Labelling foods to improve nutrition – act for a better future
Nutritional details are seen prominently on food items that provide customers with information on salt, sugar, and calorie content plays a major role in nudging people towards healthier eating decisions, according to new studies. The research, published by health economists at the Bath and Bristol universities in the Journal of Health Economics, is the first to examine the effect of Front-of-Pack diet labeling on supermarket marketed goods, which was first adopted in 2006.
The quality of the nation’s diet is a key public health issue. Households eat more healthily when retailers display clear nutritional information on own-brand food products, say researchers.
Their reports indicate a decrease in the amount of branded food consumed (e.g. ready-to-eat foods, pizzas, sandwiches, etc and a general increase in the dietary composition of supermarket shopping baskets where labeling has been seen. Significantly, these changes in food buying patterns have been more widely found across deprived families.
Local agencies should have the requisite authority to guarantee that the food system in which everyone works is conducive to healthier eating. In 2006, the UK Food Standards Agency (FSA) proposed that supermarkets adopt front-of-pack (FOP) marking on their supermarket labeled goods for seven forms of food (ready dinners, burgers/sauces, pies, breaded/coated foods, pizzas, sandwiches, and cereal). The suggestion was picked up by a number of UK supermarkets (Waitrose, Co-Op, Marks & Spencer, and Asda) who launched it at various times between March 2006 and September 2007.

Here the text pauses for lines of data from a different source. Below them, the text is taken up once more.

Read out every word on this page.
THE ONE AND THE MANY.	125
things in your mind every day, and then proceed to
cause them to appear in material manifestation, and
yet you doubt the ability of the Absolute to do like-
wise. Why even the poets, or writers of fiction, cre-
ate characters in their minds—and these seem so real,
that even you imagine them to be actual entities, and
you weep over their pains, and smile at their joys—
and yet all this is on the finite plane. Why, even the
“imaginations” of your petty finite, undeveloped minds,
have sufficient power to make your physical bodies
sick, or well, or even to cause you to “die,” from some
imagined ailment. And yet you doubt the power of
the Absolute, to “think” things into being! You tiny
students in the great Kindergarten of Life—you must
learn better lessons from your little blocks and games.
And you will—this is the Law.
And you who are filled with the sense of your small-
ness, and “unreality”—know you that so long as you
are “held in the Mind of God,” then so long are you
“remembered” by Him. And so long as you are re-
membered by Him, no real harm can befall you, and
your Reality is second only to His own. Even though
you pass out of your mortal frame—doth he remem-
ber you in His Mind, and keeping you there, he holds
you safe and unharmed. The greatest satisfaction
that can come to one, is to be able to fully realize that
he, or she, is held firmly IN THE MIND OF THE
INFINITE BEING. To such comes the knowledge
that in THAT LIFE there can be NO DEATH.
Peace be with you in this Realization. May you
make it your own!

Retailers also adopted two forms of diet marking. Some adopted the Traffic Light Method, a color-coded scheme that signifies the sum of nutrients in the colors red (high), amber (medium), and green (low), whereas others introduced a mixed system that combines both the traffic light system and the Guideline Regular Quantities (GDAs) where both colors and the importance of each of these nutrients to the adult GDA is seen.
By drawing on differences observed in the food choices of consumers who shopped in stores where labelling was displayed, to changes for consumers shopping elsewhere, the results from the new study show that on average, as a result of labelling, households improved the quality of their diet by reducing the total monthly calories from labelled store-brand foods by 588 Kcal, saturated fats by 14g, sugars by 7g, and sodium by 0.8mg. Hybrid marking has been shown to be more effective in changing decisions.

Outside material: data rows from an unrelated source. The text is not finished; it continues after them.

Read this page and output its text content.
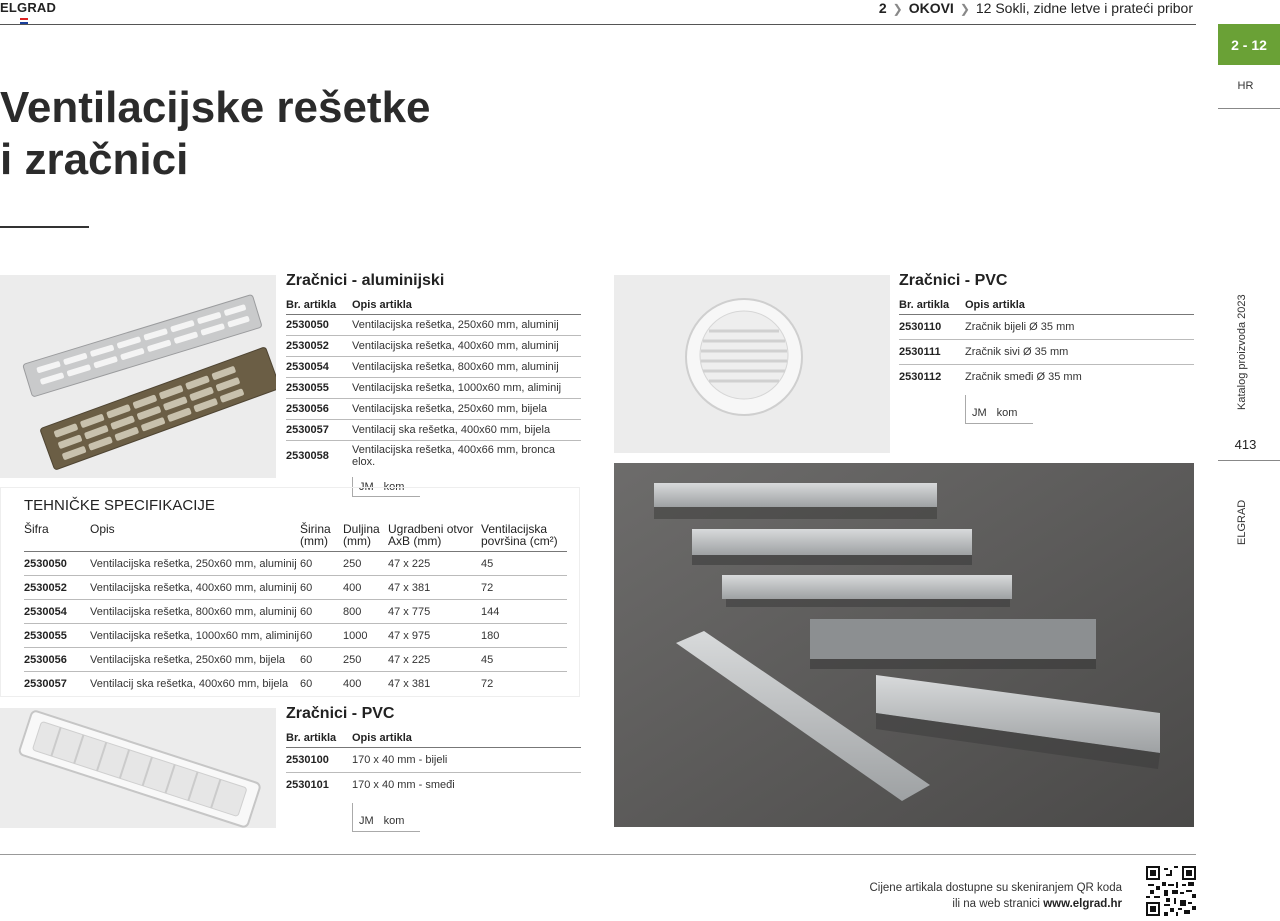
ELGRAD	2 ❯ OKOVI ❯ 12 Sokli, zidne letve i prateći pribor
2 - 12
HR
Katalog proizvoda 2023
413
ELGRAD
Ventilacijske rešetke
i zračnici
Zračnici - aluminijski
Br. artikla	Opis artikla
2530050	Ventilacijska rešetka, 250x60 mm, aluminij
2530052	Ventilacijska rešetka, 400x60 mm, aluminij
2530054	Ventilacijska rešetka, 800x60 mm, aluminij
2530055	Ventilacijska rešetka, 1000x60 mm, aliminij
2530056	Ventilacijska rešetka, 250x60 mm, bijela
2530057	Ventilacij ska rešetka, 400x60 mm, bijela
2530058	Ventilacijska rešetka, 400x66 mm, bronca elox.
JM kom
Zračnici - PVC
Br. artikla	Opis artikla
2530110	Zračnik bijeli Ø 35 mm
2530111	Zračnik sivi Ø 35 mm
2530112	Zračnik smeđi Ø 35 mm
JM kom
TEHNIČKE SPECIFIKACIJE
Šifra	Opis	Širina (mm)	Duljina (mm)	Ugradbeni otvor AxB (mm)	Ventilacijska površina (cm²)
2530050	Ventilacijska rešetka, 250x60 mm, aluminij	60	250	47 x 225	45
2530052	Ventilacijska rešetka, 400x60 mm, aluminij	60	400	47 x 381	72
2530054	Ventilacijska rešetka, 800x60 mm, aluminij	60	800	47 x 775	144
2530055	Ventilacijska rešetka, 1000x60 mm, aliminij	60	1000	47 x 975	180
2530056	Ventilacijska rešetka, 250x60 mm, bijela	60	250	47 x 225	45
2530057	Ventilacij ska rešetka, 400x60 mm, bijela	60	400	47 x 381	72
Zračnici - PVC
Br. artikla	Opis artikla
2530100	170 x 40 mm - bijeli
2530101	170 x 40 mm - smeđi
JM kom
Cijene artikala dostupne su skeniranjem QR koda
ili na web stranici www.elgrad.hr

Research arrives as the UK Government carries out the latest obesity policy in reaction to covid-19, unveiling as part of it a range of steps, including the marking of small calories, to help people making healthy decisions while dining out. The study team says that these new findings will help guide future policy in this field.

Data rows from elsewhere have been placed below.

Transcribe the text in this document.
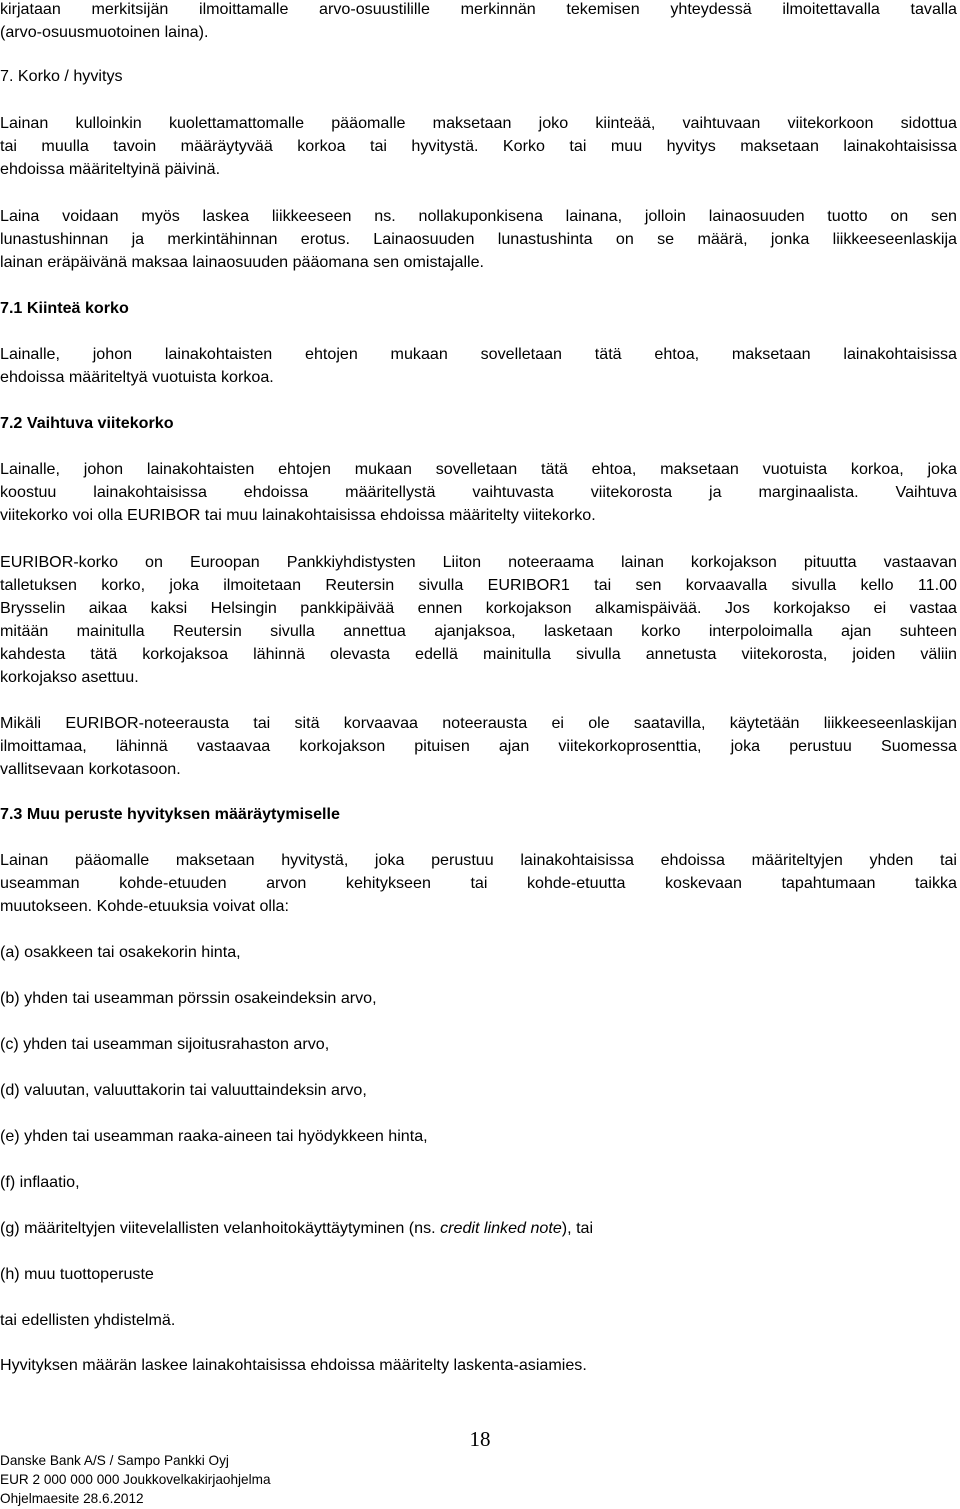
kirjataan merkitsijän ilmoittamalle arvo-osuustilille merkinnän tekemisen yhteydessä ilmoitettavalla tavalla
(arvo-osuusmuotoinen laina).
7. Korko / hyvitys
Lainan kulloinkin kuolettamattomalle pääomalle maksetaan joko kiinteää, vaihtuvaan viitekorkoon sidottua
tai muulla tavoin määräytyvää korkoa tai hyvitystä. Korko tai muu hyvitys maksetaan lainakohtaisissa
ehdoissa määriteltyinä päivinä.
Laina voidaan myös laskea liikkeeseen ns. nollakuponkisena lainana, jolloin lainaosuuden tuotto on sen
lunastushinnan ja merkintähinnan erotus. Lainaosuuden lunastushinta on se määrä, jonka liikkeeseenlaskija
lainan eräpäivänä maksaa lainaosuuden pääomana sen omistajalle.
7.1 Kiinteä korko
Lainalle, johon lainakohtaisten ehtojen mukaan sovelletaan tätä ehtoa, maksetaan lainakohtaisissa
ehdoissa määriteltyä vuotuista korkoa.
7.2 Vaihtuva viitekorko
Lainalle, johon lainakohtaisten ehtojen mukaan sovelletaan tätä ehtoa, maksetaan vuotuista korkoa, joka
koostuu lainakohtaisissa ehdoissa määritellystä vaihtuvasta viitekorosta ja marginaalista. Vaihtuva
viitekorko voi olla EURIBOR tai muu lainakohtaisissa ehdoissa määritelty viitekorko.
EURIBOR-korko on Euroopan Pankkiyhdistysten Liiton noteeraama lainan korkojakson pituutta vastaavan
talletuksen korko, joka ilmoitetaan Reutersin sivulla EURIBOR1 tai sen korvaavalla sivulla kello 11.00
Brysselin aikaa kaksi Helsingin pankkipäivää ennen korkojakson alkamispäivää. Jos korkojakso ei vastaa
mitään mainitulla Reutersin sivulla annettua ajanjaksoa, lasketaan korko interpoloimalla ajan suhteen
kahdesta tätä korkojaksoa lähinnä olevasta edellä mainitulla sivulla annetusta viitekorosta, joiden väliin
korkojakso asettuu.
Mikäli EURIBOR-noteerausta tai sitä korvaavaa noteerausta ei ole saatavilla, käytetään liikkeeseenlaskijan
ilmoittamaa, lähinnä vastaavaa korkojakson pituisen ajan viitekorkoprosenttia, joka perustuu Suomessa
vallitsevaan korkotasoon.
7.3 Muu peruste hyvityksen määräytymiselle
Lainan pääomalle maksetaan hyvitystä, joka perustuu lainakohtaisissa ehdoissa määriteltyjen yhden tai
useamman kohde-etuuden arvon kehitykseen tai kohde-etuutta koskevaan tapahtumaan taikka
muutokseen. Kohde-etuuksia voivat olla:
(a) osakkeen tai osakekorin hinta,
(b) yhden tai useamman pörssin osakeindeksin arvo,
(c) yhden tai useamman sijoitusrahaston arvo,
(d) valuutan, valuuttakorin tai valuuttaindeksin arvo,
(e) yhden tai useamman raaka-aineen tai hyödykkeen hinta,
(f) inflaatio,
(g) määriteltyjen viitevelallisten velanhoitokäyttäytyminen (ns. credit linked note), tai
(h) muu tuottoperuste
tai edellisten yhdistelmä.
Hyvityksen määrän laskee lainakohtaisissa ehdoissa määritelty laskenta-asiamies.
18
Danske Bank A/S / Sampo Pankki Oyj
EUR 2 000 000 000 Joukkovelkakirjaohjelma
Ohjelmaesite 28.6.2012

The lead study, Dr. Eleonora Fichera from the Department of Economics at the University of Bath, explains: “Our findings indicate that nutrient labeling on food items will play an important role in helping to change behavior towards healthy food choices, whether during the weekly shop in a supermarket or possibly through fresh, healthier menu choices.
“This of course is not a panacea to solve the obesity problem, which is multi-faceted and needs to be tackled with a much more systemic approach. But these results provide policymakers with further evidence that such measures can make an important contribution.”